A brand is basically a set of logos and two major font families. To be effective for marketing, a designer will need exact control over the logo positions and the fonts—which I (at least) usually get through a combination of Adobe and Google at the moment.
It would be amazing if we could enable a Agent or a flow with a specific, custom, font—rather like one might attach a vector store. That way, we could use the same font whether building a web page in html or a branded image.
And what about anything on the horizon for vector graphic / .svg output?
right, that’s what I’ve experienced too. I’m wondering if anyone has found a way to make two-pass prompt work? The first pass is great! I just need the second pass to not be “pointillized” (like all statics-y). Anyone found any method to successfully do that? The process is using pass 1 image to generate pass 2 image. I tried generating a transparent mask (or a face transparent mask but the rest surrounding is opaque) for it, but no luck.

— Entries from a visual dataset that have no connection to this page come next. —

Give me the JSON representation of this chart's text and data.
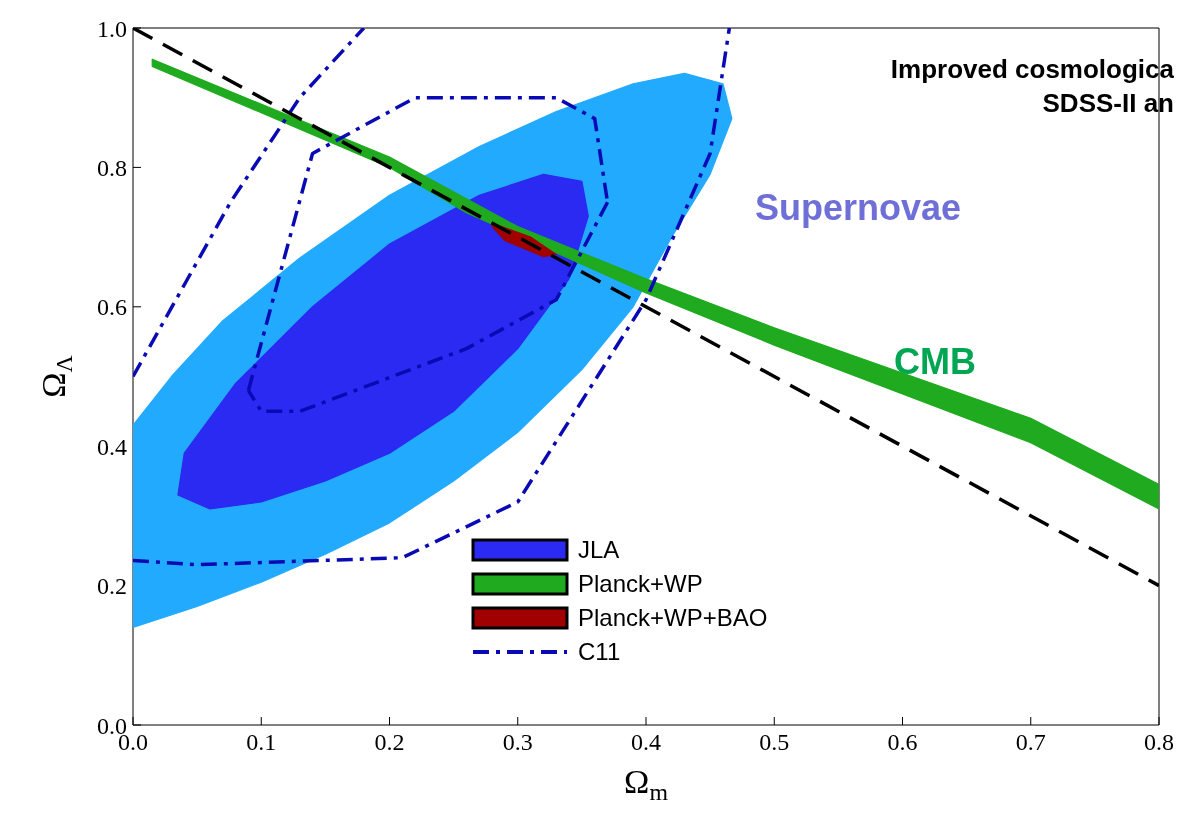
{
  "chart_data": {
    "type": "line",
    "xlabel": "Ω$_{m}$",
    "ylabel": "Ω$_{Λ}$",
    "xlim": [
      0,
      0.8
    ],
    "ylim": [
      0,
      1
    ],
    "xticks": [
      {
        "value": 0,
        "label": "0.0"
      },
      {
        "value": 0.1,
        "label": "0.1"
      },
      {
        "value": 0.2,
        "label": "0.2"
      },
      {
        "value": 0.3,
        "label": "0.3"
      },
      {
        "value": 0.4,
        "label": "0.4"
      },
      {
        "value": 0.5,
        "label": "0.5"
      },
      {
        "value": 0.6,
        "label": "0.6"
      },
      {
        "value": 0.7,
        "label": "0.7"
      },
      {
        "value": 0.8,
        "label": "0.8"
      }
    ],
    "yticks": [
      {
        "value": 0,
        "label": "0.0"
      },
      {
        "value": 0.2,
        "label": "0.2"
      },
      {
        "value": 0.4,
        "label": "0.4"
      },
      {
        "value": 0.6,
        "label": "0.6"
      },
      {
        "value": 0.8,
        "label": "0.8"
      },
      {
        "value": 1,
        "label": "1.0"
      }
    ],
    "legend": "bottom",
    "marker": "none",
    "annotations": [
      "Supernovae",
      "CMB",
      "Improved cosmologica",
      "SDSS-II an"
    ],
    "series": [
      {
        "type": "area",
        "color": "#22aaff",
        "x": [
          0.0,
          0.05,
          0.1,
          0.15,
          0.2,
          0.25,
          0.3,
          0.35,
          0.39,
          0.42,
          0.45,
          0.467,
          0.46,
          0.43,
          0.39,
          0.33,
          0.27,
          0.2,
          0.13,
          0.07,
          0.03,
          0.0
        ],
        "values": [
          0.14,
          0.17,
          0.205,
          0.245,
          0.29,
          0.35,
          0.42,
          0.51,
          0.6,
          0.7,
          0.79,
          0.87,
          0.92,
          0.935,
          0.92,
          0.88,
          0.83,
          0.76,
          0.67,
          0.58,
          0.5,
          0.43
        ]
      },
      {
        "name": "JLA",
        "type": "area",
        "color": "#2a2af2",
        "x": [
          0.035,
          0.06,
          0.1,
          0.15,
          0.2,
          0.25,
          0.3,
          0.34,
          0.355,
          0.35,
          0.32,
          0.27,
          0.2,
          0.14,
          0.08,
          0.04
        ],
        "values": [
          0.33,
          0.31,
          0.32,
          0.35,
          0.39,
          0.45,
          0.54,
          0.64,
          0.73,
          0.78,
          0.79,
          0.76,
          0.69,
          0.6,
          0.49,
          0.39
        ]
      },
      {
        "name": "Planck+WP",
        "type": "area",
        "color": "#1faa1f",
        "x": [
          0.015,
          0.2,
          0.3,
          0.4,
          0.5,
          0.6,
          0.7,
          0.8,
          0.8,
          0.7,
          0.6,
          0.5,
          0.4,
          0.26,
          0.2,
          0.015
        ],
        "values": [
          0.955,
          0.815,
          0.715,
          0.64,
          0.57,
          0.505,
          0.44,
          0.345,
          0.31,
          0.405,
          0.475,
          0.545,
          0.62,
          0.735,
          0.8,
          0.945
        ]
      },
      {
        "name": "Planck+WP+BAO",
        "type": "area",
        "color": "#a00000",
        "x": [
          0.28,
          0.31,
          0.33,
          0.32,
          0.29,
          0.28
        ],
        "values": [
          0.72,
          0.7,
          0.675,
          0.672,
          0.695,
          0.715
        ]
      },
      {
        "name": "C11",
        "type": "line",
        "line_style": "dashdot",
        "color": "#0a0ab4",
        "x": [
          0.09,
          0.14,
          0.22,
          0.33,
          0.36,
          0.37
        ],
        "values": [
          0.48,
          0.82,
          0.9,
          0.9,
          0.87,
          0.75
        ]
      },
      {
        "type": "line",
        "line_style": "dashdot",
        "color": "#0a0ab4",
        "x": [
          0.37,
          0.33,
          0.26,
          0.13,
          0.1,
          0.09
        ],
        "values": [
          0.75,
          0.61,
          0.54,
          0.45,
          0.45,
          0.48
        ]
      },
      {
        "type": "line",
        "line_style": "dashdot",
        "color": "#0a0ab4",
        "x": [
          0.0,
          0.05,
          0.21,
          0.3,
          0.4,
          0.45,
          0.465
        ],
        "values": [
          0.236,
          0.23,
          0.24,
          0.32,
          0.61,
          0.82,
          1.0
        ]
      },
      {
        "type": "line",
        "line_style": "dashdot",
        "color": "#0a0ab4",
        "x": [
          0.0,
          0.076,
          0.13,
          0.18
        ],
        "values": [
          0.5,
          0.75,
          0.9,
          1.0
        ]
      },
      {
        "line_style": "dashed",
        "color": "#000000",
        "x": [
          0.0,
          0.8
        ],
        "values": [
          1.0,
          0.2
        ]
      }
    ]
  }
}
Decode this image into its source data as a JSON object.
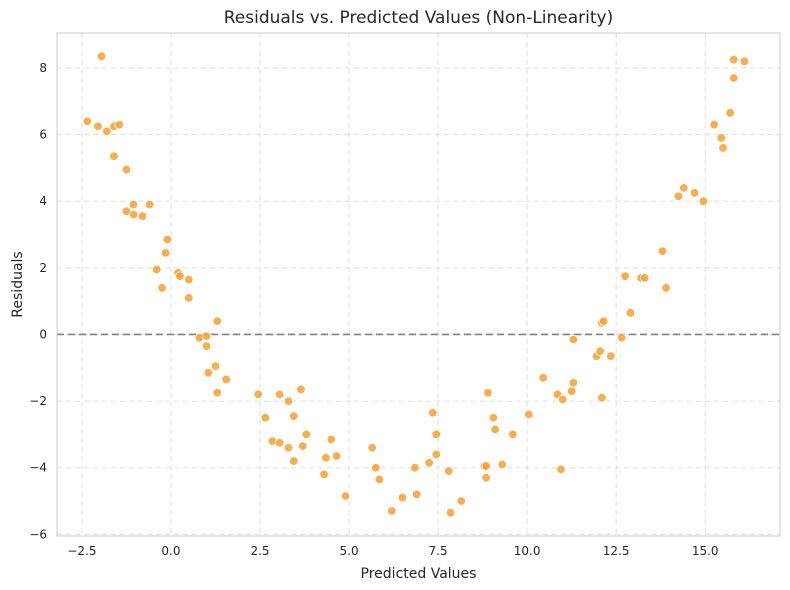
{
  "chart_data": {
    "type": "scatter",
    "title": "Residuals vs. Predicted Values (Non-Linearity)",
    "xlabel": "Predicted Values",
    "ylabel": "Residuals",
    "xlim": [
      -3.2,
      17.1
    ],
    "ylim": [
      -6.05,
      9.05
    ],
    "xticks": [
      -2.5,
      0.0,
      2.5,
      5.0,
      7.5,
      10.0,
      12.5,
      15.0
    ],
    "xtick_labels": [
      "−2.5",
      "0.0",
      "2.5",
      "5.0",
      "7.5",
      "10.0",
      "12.5",
      "15.0"
    ],
    "yticks": [
      -6,
      -4,
      -2,
      0,
      2,
      4,
      6,
      8
    ],
    "ytick_labels": [
      "−6",
      "−4",
      "−2",
      "0",
      "2",
      "4",
      "6",
      "8"
    ],
    "grid": true,
    "reference_line": {
      "y": 0,
      "style": "dashed",
      "color": "#808080"
    },
    "point_color": "#f5a032",
    "points": [
      [
        -2.35,
        6.4
      ],
      [
        -2.05,
        6.25
      ],
      [
        -1.95,
        8.35
      ],
      [
        -1.8,
        6.1
      ],
      [
        -1.6,
        6.25
      ],
      [
        -1.45,
        6.3
      ],
      [
        -1.6,
        5.35
      ],
      [
        -1.25,
        4.95
      ],
      [
        -1.25,
        3.7
      ],
      [
        -1.05,
        3.9
      ],
      [
        -1.05,
        3.6
      ],
      [
        -0.8,
        3.55
      ],
      [
        -0.6,
        3.9
      ],
      [
        -0.4,
        1.95
      ],
      [
        -0.25,
        1.4
      ],
      [
        -0.15,
        2.45
      ],
      [
        -0.1,
        2.85
      ],
      [
        0.2,
        1.85
      ],
      [
        0.25,
        1.75
      ],
      [
        0.5,
        1.65
      ],
      [
        0.5,
        1.1
      ],
      [
        0.8,
        -0.1
      ],
      [
        1.0,
        -0.05
      ],
      [
        1.0,
        -0.35
      ],
      [
        1.05,
        -1.15
      ],
      [
        1.25,
        -0.95
      ],
      [
        1.3,
        -1.75
      ],
      [
        1.3,
        0.4
      ],
      [
        1.55,
        -1.35
      ],
      [
        2.45,
        -1.8
      ],
      [
        2.65,
        -2.5
      ],
      [
        2.85,
        -3.2
      ],
      [
        3.05,
        -1.8
      ],
      [
        3.05,
        -3.25
      ],
      [
        3.3,
        -2.0
      ],
      [
        3.3,
        -3.4
      ],
      [
        3.45,
        -2.45
      ],
      [
        3.45,
        -3.8
      ],
      [
        3.65,
        -1.65
      ],
      [
        3.7,
        -3.35
      ],
      [
        3.8,
        -3.0
      ],
      [
        4.3,
        -4.2
      ],
      [
        4.35,
        -3.7
      ],
      [
        4.5,
        -3.15
      ],
      [
        4.65,
        -3.65
      ],
      [
        4.9,
        -4.85
      ],
      [
        5.65,
        -3.4
      ],
      [
        5.75,
        -4.0
      ],
      [
        5.85,
        -4.35
      ],
      [
        6.2,
        -5.3
      ],
      [
        6.5,
        -4.9
      ],
      [
        6.9,
        -4.8
      ],
      [
        6.85,
        -4.0
      ],
      [
        7.25,
        -3.85
      ],
      [
        7.35,
        -2.35
      ],
      [
        7.45,
        -3.0
      ],
      [
        7.45,
        -3.6
      ],
      [
        7.8,
        -4.1
      ],
      [
        7.85,
        -5.35
      ],
      [
        8.15,
        -5.0
      ],
      [
        8.8,
        -3.95
      ],
      [
        8.85,
        -3.95
      ],
      [
        8.85,
        -4.3
      ],
      [
        8.9,
        -1.75
      ],
      [
        9.05,
        -2.5
      ],
      [
        9.1,
        -2.85
      ],
      [
        9.3,
        -3.9
      ],
      [
        9.6,
        -3.0
      ],
      [
        10.05,
        -2.4
      ],
      [
        10.45,
        -1.3
      ],
      [
        10.85,
        -1.8
      ],
      [
        10.95,
        -4.05
      ],
      [
        11.0,
        -1.95
      ],
      [
        11.25,
        -1.7
      ],
      [
        11.3,
        -1.45
      ],
      [
        11.3,
        -0.15
      ],
      [
        11.95,
        -0.65
      ],
      [
        12.05,
        -0.5
      ],
      [
        12.1,
        -1.9
      ],
      [
        12.1,
        0.35
      ],
      [
        12.15,
        0.4
      ],
      [
        12.35,
        -0.65
      ],
      [
        12.65,
        -0.1
      ],
      [
        12.75,
        1.75
      ],
      [
        12.9,
        0.65
      ],
      [
        13.2,
        1.7
      ],
      [
        13.3,
        1.7
      ],
      [
        13.8,
        2.5
      ],
      [
        13.9,
        1.4
      ],
      [
        14.25,
        4.15
      ],
      [
        14.4,
        4.4
      ],
      [
        14.7,
        4.25
      ],
      [
        14.95,
        4.0
      ],
      [
        15.25,
        6.3
      ],
      [
        15.45,
        5.9
      ],
      [
        15.5,
        5.6
      ],
      [
        15.7,
        6.65
      ],
      [
        15.8,
        8.25
      ],
      [
        15.8,
        7.7
      ],
      [
        16.1,
        8.2
      ]
    ]
  }
}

Also, I tried the " Fashion & Product Retouching" but I’ve noticed that it’s all backwards. Meaning, you cannot upload the target user and the image of the item of clothes that you want the target user to wear. Instead, you describe the item of clothes to prompt and it generates it so it can be worn on your target user. But isn’t that all wrong for the user journey of ANY EC vendor? Don’t they have the clothes and accessories that they want the user to try on already? Shouldn’t the process be upload the target user + target tryon item, then use prompt to generate the exact piece of item on the exact user? Has anyone cracked that code yet?
Let’s try that assertion you make, where we DO have to do the work of describing each element and the new composition.
# user inputs
PROMPT = """
The first image is me (asian woman) in a pink dress.
The second image is another model wearing a light paisley dress and top.
The third image is a satin cover-up top.
Produce a new image where I am wearing the dress from the second image and the top from the third image.
"""
INPUT_PATHS = [
"input-woman.jpg",
"input-dress.webp",
"input-top.jpg",
] # add more paths as needed
OUTPUT_FILE = "me-in-dress.png"
Additional parameters to the API:
params = {
"model": "gpt-image-1",
"prompt": PROMPT.strip(), # text prompt
"quality": "high", # "high" | "medium" | "low"
"size": "1024x1536", # "1536x1024" | "1024x1536" | "auto"
"output_format": "png", # "png" | "jpg" | "webp"
# "output_compression": 95, # lossy jpg/webp only (0‑100)
"background": "opaque", # "opaque" | "transparent"
"input_fidelity": "high", # extra cost for better copying
"stream": "false", # "true" streams chunks
#"user": "myCustomer",
}
url = "https://api.openai.com/v1/images/edits"
I’ll pay the extra $0.18 for these three input images at high fidelity, which might as well be accompanied by $0.25 for the high quality output option.
Input Images
Result
Paid once, with a request taking over the 60 second timeout, not getting the result. Increased that significantly higher.
Result 2
Looks like the trick is to describe each Image and how to coordinate each image - makes total sense.
But the blouse you are wearing (Result 2) is not light pink.
“Me” in this case is only the highest usage right and consent you can offer to the AI to fulfill the image and not press its “400 server error” button on your prompt.
It could be a case of the AI vision having a “blue or gold dress” moment, based on the context of the input image, as there could be unknown color balance or lighting temperature issues.
The error is a growth opportunity, for your application’s “edit this prompt” feature.
And the demonstrated application: perhaps the first real version of the movie trope “what shall I wear today” computer app.